The PC research found that almost 15 per cent of Australian SMEs applied for debt finance in 2018-19, compared to only 5 per cent applying for equity finance. In 2017-18, most SMEs (69%) seeking debt finance applied to banks. While Australian banks remain the major source of funding for SMEs in 2020-21, banks have broadly shifted away from SME lending, partly due to tightening regulatory standards. Regulation has shaped the evolution of the SME lending market. Changes to prudential rules have made lending to SMEs less attractive for the major banks, creating opportunities for new and established non-bank lenders. Compared with mortgage lending, lending to SMEs can be relatively costly because of higher (regulated) capital requirements, more complex credit assessments and the higher risk of default. This shift has created opportunities for non-bank SME lenders, with few regulatory barriers to new lenders entering or existing lenders growing. A surge of new lenders and products into the market appears to be rapidly changing the options for SMEs. Innovative use of new technologies and data sources has enabled lenders to assess more accurately the creditworthiness of prospective SME borrowers.

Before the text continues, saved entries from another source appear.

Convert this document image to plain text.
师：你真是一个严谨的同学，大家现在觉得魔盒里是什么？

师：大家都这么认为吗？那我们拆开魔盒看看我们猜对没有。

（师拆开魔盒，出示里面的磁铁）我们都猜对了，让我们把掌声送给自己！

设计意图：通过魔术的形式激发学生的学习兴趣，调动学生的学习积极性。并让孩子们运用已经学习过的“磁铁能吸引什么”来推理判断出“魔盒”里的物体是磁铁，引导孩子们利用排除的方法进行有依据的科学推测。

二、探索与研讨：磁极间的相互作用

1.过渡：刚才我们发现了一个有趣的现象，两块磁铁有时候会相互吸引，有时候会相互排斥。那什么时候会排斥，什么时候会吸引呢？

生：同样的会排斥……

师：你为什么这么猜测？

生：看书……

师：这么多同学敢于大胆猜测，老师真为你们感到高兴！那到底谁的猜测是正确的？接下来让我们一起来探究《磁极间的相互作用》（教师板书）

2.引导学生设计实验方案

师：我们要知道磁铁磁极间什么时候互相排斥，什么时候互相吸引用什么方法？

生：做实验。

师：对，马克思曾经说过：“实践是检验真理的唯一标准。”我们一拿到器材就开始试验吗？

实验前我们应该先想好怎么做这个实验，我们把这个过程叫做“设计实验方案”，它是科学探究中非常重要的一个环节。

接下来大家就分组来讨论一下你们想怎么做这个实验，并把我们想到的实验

The recent developments in Australia’s SME lending market are very significant. For some SMEs, the new lending options offer more convenience and allow them to respond quickly to business opportunities that might otherwise pass them by. For others, borrowing without property collateral may allow them to take entrepreneurial risks to innovate and grow their business. And, for some SMEs, the new options may mean that borrowing has finally become possible, as better information has allowed them to be distinguished from less creditworthy firms. More flexible options can only make SMEs better off but, for a small number of firms, it might lead to taking on higher levels of debt and greater risk.
While the SME market is well covered by various lenders and products, there appears to be a gap for unsecured finance between $250,000 and $5 million, with few lenders willing to offer these loans. The PC did not identified any regulatory barriers preventing willing borrowers and lenders from reaching a deal in this segment. It is likely that this gap stems from commercial factors.
While most SMEs are aware of banks as a source of finance, awareness of other options is more limited. SMEs may mistakenly expect difficulties accessing finance if they do not know the full range of products and lenders available to them. Proposed changes to Australia’s capital adequacy framework — which are expected to be implemented from January 2023 — could support banks’ SME lending activity in the future.
Compiling more detailed and comprehensive data on business lending — particularly by smaller lenders, as new entrants in the market tend to be — would allow researchers to undertake further analysis on recent and future market developments.